Text by Pasquale Panella

So che essendo innamorata non devo chiedere pareri, non mi viene. Cosa devo chiedere?, opinioni su di me innamorata? Benefici, profitti e giovamenti per me cene saranno pure, ma il fatto che non riesco nemmeno a pensarli, a vederli, questa cecità, queste dimissioni, anzi, di tutti i sensi, che si danno alle congiure, alla clandestinità, al brigantaggio e si coalizzano in uno, un’alleanza illecita, irregolare, che fa razzie su di me, in me, questi tatti e questi gusti che improvvisamente mangiano con le mani, queste papille appassionate per lo scivoloso, questo udito che ascolta volgari e bellissime strofe proibite, questo odorato sensuale che fiuta solo una pista, la propria, questa vista ottenebrata fino alla cecità… i miei occhi chiusi. Parlare di chi si ama consiste in tua curiosa predilezione di sé come attore, oratore, spettacolo della: più che dire perché qualcuno ascolti è un sentirsi sentire, sentirsi sentimentalmente ma anche sonoramente. Esercitiamo il potere, abbiamo di fronte un assoggettato, un sottomesso, abbiamo di fronte l’ascoltatore.

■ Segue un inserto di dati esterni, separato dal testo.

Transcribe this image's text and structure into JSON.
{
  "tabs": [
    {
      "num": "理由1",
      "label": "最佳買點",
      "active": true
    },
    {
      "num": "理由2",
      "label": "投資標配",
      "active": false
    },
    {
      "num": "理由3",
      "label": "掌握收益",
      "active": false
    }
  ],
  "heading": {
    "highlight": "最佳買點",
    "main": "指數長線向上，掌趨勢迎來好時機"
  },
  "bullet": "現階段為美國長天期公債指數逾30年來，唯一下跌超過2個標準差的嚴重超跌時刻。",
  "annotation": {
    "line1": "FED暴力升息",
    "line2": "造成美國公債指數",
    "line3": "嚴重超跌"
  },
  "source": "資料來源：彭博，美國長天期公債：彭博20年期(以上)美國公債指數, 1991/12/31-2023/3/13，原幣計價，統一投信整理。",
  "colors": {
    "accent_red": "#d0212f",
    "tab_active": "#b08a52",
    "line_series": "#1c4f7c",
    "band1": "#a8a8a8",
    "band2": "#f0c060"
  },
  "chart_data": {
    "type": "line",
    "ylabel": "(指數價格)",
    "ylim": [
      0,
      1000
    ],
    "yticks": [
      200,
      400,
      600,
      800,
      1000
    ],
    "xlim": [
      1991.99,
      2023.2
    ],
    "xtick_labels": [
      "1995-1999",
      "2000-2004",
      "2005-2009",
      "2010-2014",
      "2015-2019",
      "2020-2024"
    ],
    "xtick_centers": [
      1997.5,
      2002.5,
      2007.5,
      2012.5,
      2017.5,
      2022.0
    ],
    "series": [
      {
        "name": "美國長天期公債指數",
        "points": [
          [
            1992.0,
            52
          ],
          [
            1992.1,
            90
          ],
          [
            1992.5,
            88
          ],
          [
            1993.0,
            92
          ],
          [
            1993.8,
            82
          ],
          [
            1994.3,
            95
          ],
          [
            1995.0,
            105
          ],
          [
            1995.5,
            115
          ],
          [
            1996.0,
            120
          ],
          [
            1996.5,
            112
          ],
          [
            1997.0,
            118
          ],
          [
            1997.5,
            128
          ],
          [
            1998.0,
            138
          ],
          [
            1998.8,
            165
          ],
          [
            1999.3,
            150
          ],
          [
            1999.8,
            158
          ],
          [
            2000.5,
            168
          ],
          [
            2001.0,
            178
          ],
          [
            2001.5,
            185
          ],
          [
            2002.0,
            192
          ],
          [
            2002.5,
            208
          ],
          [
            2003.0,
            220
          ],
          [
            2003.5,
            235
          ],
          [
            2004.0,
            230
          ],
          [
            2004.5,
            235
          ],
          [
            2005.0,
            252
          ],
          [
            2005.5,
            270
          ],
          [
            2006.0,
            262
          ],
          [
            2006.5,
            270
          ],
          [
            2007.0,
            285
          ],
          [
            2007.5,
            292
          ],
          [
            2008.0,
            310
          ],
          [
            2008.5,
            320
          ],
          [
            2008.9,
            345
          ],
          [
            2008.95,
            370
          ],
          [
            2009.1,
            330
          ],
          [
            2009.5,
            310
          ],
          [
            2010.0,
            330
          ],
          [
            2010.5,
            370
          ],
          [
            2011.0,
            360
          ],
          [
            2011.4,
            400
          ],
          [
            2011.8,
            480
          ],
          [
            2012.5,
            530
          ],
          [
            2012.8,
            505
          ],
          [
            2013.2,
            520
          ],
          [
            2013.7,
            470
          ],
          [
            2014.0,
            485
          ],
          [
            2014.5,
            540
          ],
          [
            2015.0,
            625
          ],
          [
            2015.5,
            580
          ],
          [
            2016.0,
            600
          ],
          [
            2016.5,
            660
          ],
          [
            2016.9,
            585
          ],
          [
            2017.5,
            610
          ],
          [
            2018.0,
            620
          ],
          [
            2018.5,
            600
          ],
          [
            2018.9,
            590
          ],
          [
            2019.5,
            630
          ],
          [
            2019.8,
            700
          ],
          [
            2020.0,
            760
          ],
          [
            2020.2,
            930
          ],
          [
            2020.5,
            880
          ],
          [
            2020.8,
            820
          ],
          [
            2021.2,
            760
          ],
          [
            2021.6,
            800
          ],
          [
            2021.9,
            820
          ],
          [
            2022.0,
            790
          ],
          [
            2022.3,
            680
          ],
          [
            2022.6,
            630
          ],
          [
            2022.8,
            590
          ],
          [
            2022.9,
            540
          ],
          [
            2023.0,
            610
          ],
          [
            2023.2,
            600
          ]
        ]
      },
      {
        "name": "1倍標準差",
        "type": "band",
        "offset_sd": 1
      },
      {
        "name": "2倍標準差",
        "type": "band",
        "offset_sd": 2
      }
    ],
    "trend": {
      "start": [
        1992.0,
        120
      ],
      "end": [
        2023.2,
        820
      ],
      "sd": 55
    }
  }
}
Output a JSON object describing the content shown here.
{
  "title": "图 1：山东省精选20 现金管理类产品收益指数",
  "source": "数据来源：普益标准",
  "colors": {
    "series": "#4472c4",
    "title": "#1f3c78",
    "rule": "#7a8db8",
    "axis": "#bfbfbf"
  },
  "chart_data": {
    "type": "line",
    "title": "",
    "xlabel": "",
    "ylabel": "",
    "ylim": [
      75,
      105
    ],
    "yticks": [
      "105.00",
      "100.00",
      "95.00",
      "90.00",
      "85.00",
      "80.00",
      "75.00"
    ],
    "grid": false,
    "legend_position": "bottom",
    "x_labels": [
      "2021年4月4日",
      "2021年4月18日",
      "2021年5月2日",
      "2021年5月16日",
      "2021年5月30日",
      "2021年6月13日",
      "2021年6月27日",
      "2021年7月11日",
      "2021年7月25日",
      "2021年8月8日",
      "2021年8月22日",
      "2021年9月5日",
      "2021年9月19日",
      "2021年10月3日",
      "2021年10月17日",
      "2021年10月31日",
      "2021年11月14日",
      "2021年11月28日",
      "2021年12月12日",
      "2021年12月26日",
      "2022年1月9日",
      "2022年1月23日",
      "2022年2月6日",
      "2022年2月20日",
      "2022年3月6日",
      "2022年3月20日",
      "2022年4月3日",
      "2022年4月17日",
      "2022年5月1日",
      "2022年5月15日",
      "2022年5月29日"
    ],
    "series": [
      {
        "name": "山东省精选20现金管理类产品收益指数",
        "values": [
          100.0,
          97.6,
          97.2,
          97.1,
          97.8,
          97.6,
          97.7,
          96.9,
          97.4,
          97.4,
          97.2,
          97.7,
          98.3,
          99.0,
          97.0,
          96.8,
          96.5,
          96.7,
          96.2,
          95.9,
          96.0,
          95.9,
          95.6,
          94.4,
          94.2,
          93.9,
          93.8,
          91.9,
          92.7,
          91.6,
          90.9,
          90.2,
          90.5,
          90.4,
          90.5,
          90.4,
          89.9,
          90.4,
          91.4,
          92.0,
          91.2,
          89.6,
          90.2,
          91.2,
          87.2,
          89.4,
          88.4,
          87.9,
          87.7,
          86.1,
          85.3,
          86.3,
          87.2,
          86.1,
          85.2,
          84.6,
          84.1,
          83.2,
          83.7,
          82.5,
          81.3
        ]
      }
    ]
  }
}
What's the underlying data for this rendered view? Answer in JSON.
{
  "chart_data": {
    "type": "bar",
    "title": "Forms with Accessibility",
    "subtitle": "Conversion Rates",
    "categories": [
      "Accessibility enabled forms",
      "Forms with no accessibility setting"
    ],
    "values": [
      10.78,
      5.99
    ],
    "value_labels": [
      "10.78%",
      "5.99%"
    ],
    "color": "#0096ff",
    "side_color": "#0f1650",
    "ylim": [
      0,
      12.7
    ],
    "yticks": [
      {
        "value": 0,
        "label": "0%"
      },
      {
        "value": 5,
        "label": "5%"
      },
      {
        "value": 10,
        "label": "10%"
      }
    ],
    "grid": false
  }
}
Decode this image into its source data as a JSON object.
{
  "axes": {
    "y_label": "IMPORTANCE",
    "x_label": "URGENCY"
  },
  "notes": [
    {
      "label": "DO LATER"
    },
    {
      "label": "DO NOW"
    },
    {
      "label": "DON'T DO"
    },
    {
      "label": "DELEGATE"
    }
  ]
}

Succede che, in casi di infatuazione meno limpida per il proprio racconto, si abbia bisogno di una platea più vasta, di una folla, che ci irrita se solo tossisce, figuriamoci se s’azzarda a replicare. E sappiamo benissimo, tenendo il mento altezzoso, sappiamo benissimo come utilizzare, senza darlo a vedere, un gomito, un dito, un ginocchio, sappiamo quando è il momento di mettere mano ad attrezzerie che nell’aria cominciano a volteggiare quando il discorso si fa sentimentale, e allora le figure si staccano dalle pareti dalle enciclopedie illustrate, dagli atlanti, e si dilatano, ma leggere volteggiano, e noi pizzichiamo corde, percuotiamo tasti con le dita, saliamo su bolidi in corsa, usciamo vivi da tutte le ultime scene, pronunciamo battute dalle celebri pause e dalle sospensioni già protese verso la rinomanza. Parole come carri di sfilata, un corso che si vorrebbe inesauribile e che non stanca mai.
Insomma parlo da sola.
Alla fine io, dopo qualche anno, nemmeno molti, non ho più idee, non ho più spunti né convinzioni. Cito ormai, come se fossero certezze, opinioni tutti, principi; cito, come se fosse il mio pensiero, cito cose, spezzoni, tranci, porzioni di frasi spesso del tutto deformate e fraintese, cito questo e ne faccio la ragione del discorso, la ragione della vita. E non accetto suggestioni che non siano recentissime: della mattina per il pomeriggio e la sera; della sera per la mattina dopo. Tra poco rinuncerò alle parole se saranno solo leggibili e non anche visibili. Sta suonando mezzogiorno, parlerò di campane per sempre e dovranno fermarmi. Solo allora saprò di cosa altro non ho veramente alcun dubbio. Ho capito anche l’aureola dei santi, quel neon da pianerottolo. La vignetta mistica un giorno fu vera: qui sulla terra, quando ti amo, vedo il tuo viso circondato di cose.